We asked those at home to get something for their bread and cup and to have it ready. Then Richard gave the words of institution and broke the bread from his place in the wheelchair that he uses to get around. Inches away on the laptop screen, Denny in Ohio gave the prayer for the bread, then inches to the other side, Maria in California gave the prayer for the cup. We’d asked that she pray in her first-language, and she gave a beautiful prayer in Spanish. The Spirit filled me in a way that night that I was numb. Not just my heart and mind, but my whole body seemed to be filled and overflowing. The sense left me so humbled in the presence of this way God is speaking, and numb in not having, and knowing I could never have any words to describe all this.

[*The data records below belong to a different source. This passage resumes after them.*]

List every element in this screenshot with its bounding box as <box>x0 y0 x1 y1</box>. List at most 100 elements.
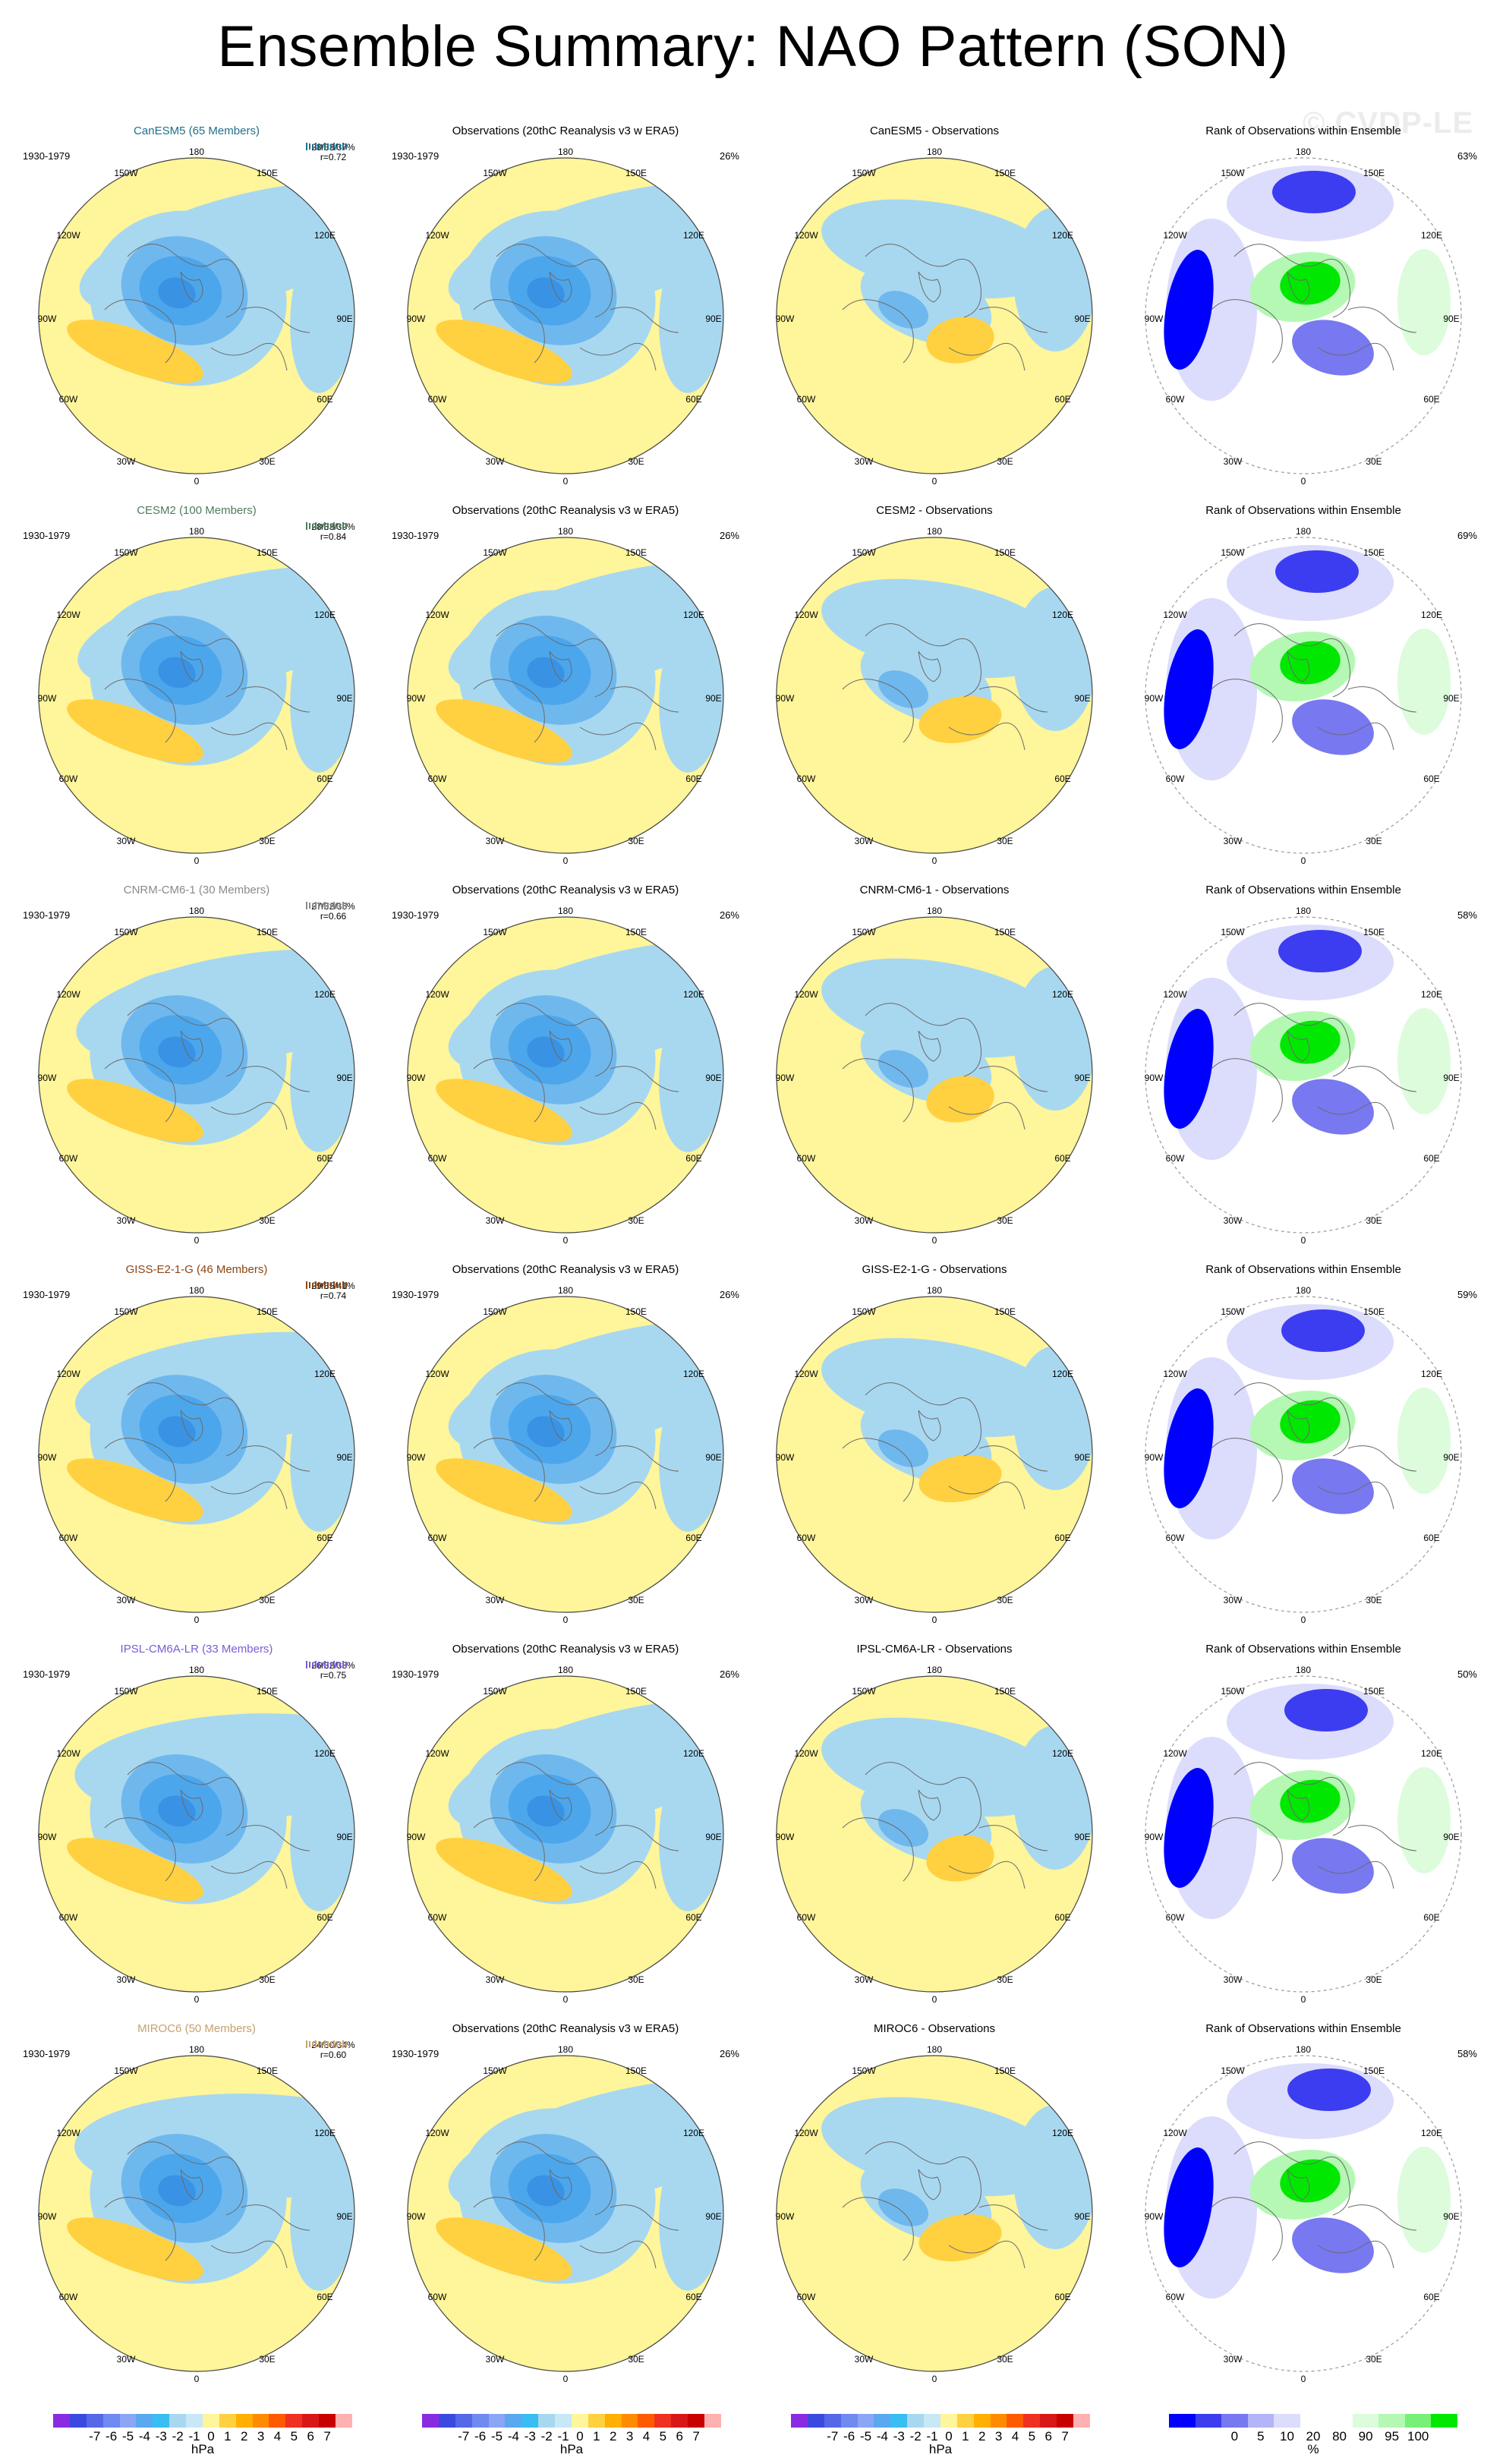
map-label: 180 <box>1295 2044 1312 2055</box>
map-label: 150E <box>256 1686 279 1697</box>
high-rank-region <box>1397 1767 1451 1873</box>
obs-percent: 26% <box>719 1668 739 1680</box>
coastline <box>241 1825 310 1851</box>
high-rank-region <box>1397 2147 1451 2253</box>
member-spread-icon <box>306 143 347 150</box>
obs-panel-0: 180 150W 150E 120W 120E 90W 90E 60W 60E 30W 30E 0 Ob… <box>383 120 748 487</box>
colorbar-cell <box>638 2414 655 2428</box>
map-label: 120W <box>56 230 80 241</box>
map-label: 30W <box>485 2354 505 2365</box>
coastline <box>579 1101 657 1130</box>
map-label: 60W <box>1165 1533 1185 1543</box>
rank-percent: 58% <box>1457 2048 1477 2059</box>
polar-map <box>1145 1296 1462 1613</box>
colorbar-cell <box>302 2414 319 2428</box>
map-label: 150W <box>114 547 138 558</box>
obs-panel-4: 180 150W 150E 120W 120E 90W 90E 60W 60E 30W 30E 0 Ob… <box>383 1638 748 2005</box>
map-label: 60W <box>427 1153 447 1164</box>
colorbar-cell <box>1221 2414 1248 2428</box>
map-field <box>39 537 354 853</box>
diff-panel-5: 180 150W 150E 120W 120E 90W 90E 60W 60E 30W 30E 0 MI… <box>751 2018 1117 2384</box>
colorbar-cell <box>202 2414 219 2428</box>
colorbar-cell <box>1378 2414 1405 2428</box>
map-label: 120W <box>425 1748 449 1759</box>
highest-rank-region <box>1280 1400 1341 1444</box>
coastline <box>948 1861 1026 1889</box>
map-label: 30W <box>1223 2354 1243 2365</box>
map-label: 0 <box>562 1615 569 1625</box>
coastline <box>473 2197 545 2261</box>
map-label: 90W <box>775 693 795 704</box>
light-negative-region <box>1013 966 1092 1111</box>
map-label: 150W <box>1221 1686 1245 1697</box>
coastline <box>579 1861 657 1889</box>
map-label: 180 <box>557 147 574 157</box>
diff-panel-0: 180 150W 150E 120W 120E 90W 90E 60W 60E 30W 30E 0 Ca… <box>751 120 1117 487</box>
coastline <box>473 679 545 743</box>
colorbar-tick: -2 <box>540 2429 553 2444</box>
light-negative-region <box>290 1365 354 1532</box>
map-boundary <box>407 2055 724 2372</box>
map-label: 180 <box>557 906 574 916</box>
highest-rank-region <box>1280 1020 1341 1064</box>
highest-rank-region <box>1280 641 1341 685</box>
map-label: 30E <box>1366 1215 1382 1226</box>
map-label: 90W <box>1144 1832 1164 1842</box>
coastline <box>842 679 914 743</box>
map-label: 60W <box>796 1533 816 1543</box>
map-label: 150E <box>256 168 279 178</box>
colorbar-tick: 1 <box>593 2429 600 2444</box>
map-boundary <box>1145 1675 1462 1993</box>
map-label: 60W <box>796 1153 816 1164</box>
coastline <box>127 244 244 318</box>
map-field <box>777 1297 1092 1612</box>
rank-panel-4: 180 150W 150E 120W 120E 90W 90E 60W 60E 30W 30E 0 Ra… <box>1120 1638 1486 2005</box>
map-label: 120E <box>682 2128 705 2138</box>
map-field <box>39 158 354 474</box>
coastline <box>918 1789 941 1821</box>
positive-anomaly <box>67 1079 203 1142</box>
map-field <box>777 158 1092 474</box>
map-boundary <box>776 1675 1093 1993</box>
map-label: 180 <box>188 1665 205 1675</box>
colorbar-tick: 2 <box>240 2429 248 2444</box>
strongest-negative-region <box>527 1416 565 1448</box>
coastline <box>549 651 572 682</box>
coastline <box>1317 1481 1394 1510</box>
colorbar-tick: 80 <box>1332 2429 1347 2444</box>
coastline <box>918 271 941 303</box>
coastline <box>918 2169 941 2201</box>
coastline <box>1211 679 1283 743</box>
coastline <box>842 1438 914 1502</box>
colorbar-cell <box>455 2414 472 2428</box>
coastline <box>104 1058 176 1123</box>
map-label: 60W <box>427 2292 447 2302</box>
coastline <box>180 2169 203 2201</box>
colorbar-tick: -4 <box>138 2429 150 2444</box>
polar-map <box>1145 157 1462 474</box>
map-label: 180 <box>1295 526 1312 537</box>
colorbar-tick: 7 <box>692 2429 700 2444</box>
map-label: 120E <box>1420 610 1443 620</box>
map-label: 60E <box>685 774 702 784</box>
map-label: 90E <box>705 693 722 704</box>
map-label: 120E <box>313 2128 336 2138</box>
map-label: 120E <box>682 1748 705 1759</box>
map-label: 30W <box>116 1215 136 1226</box>
positive-anomaly <box>436 699 572 763</box>
map-label: 90W <box>775 1452 795 1463</box>
map-label: 0 <box>562 476 569 487</box>
map-label: 60W <box>796 1912 816 1923</box>
map-boundary <box>38 1296 355 1613</box>
coastline <box>948 1101 1026 1130</box>
coastline <box>127 1382 244 1457</box>
map-label: 180 <box>188 2044 205 2055</box>
map-label: 150E <box>256 1306 279 1317</box>
obs-percent: 26% <box>719 909 739 921</box>
map-field <box>408 2056 723 2371</box>
polar-map <box>776 2055 1093 2372</box>
colorbar-tick: -2 <box>172 2429 184 2444</box>
map-label: 90E <box>1074 1832 1091 1842</box>
coastline <box>104 679 176 743</box>
coastline <box>978 307 1048 333</box>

This is the first blog I have written about DisciplesNet church. I wanted to write earlier, but we have been working so hard and so busy, that the thoughts have stayed in my mind but not recorded on paper. But the time has come to start sharing with you more about this exciting new frontier journey we are stepping out into. We appreciate your prayers as you hear about us in time to come, and will invite your participation. I can’t explain it to anyone, just tell you what I feel. The Spirit is moving in great ways today. The key thing I feel God wants us to proclaim is that we must stay connected to let God work through this body of Christ called church. This is the way we can share God’s love for all of God’s children, wherever they may be.
Peace and grace to you as you journey today.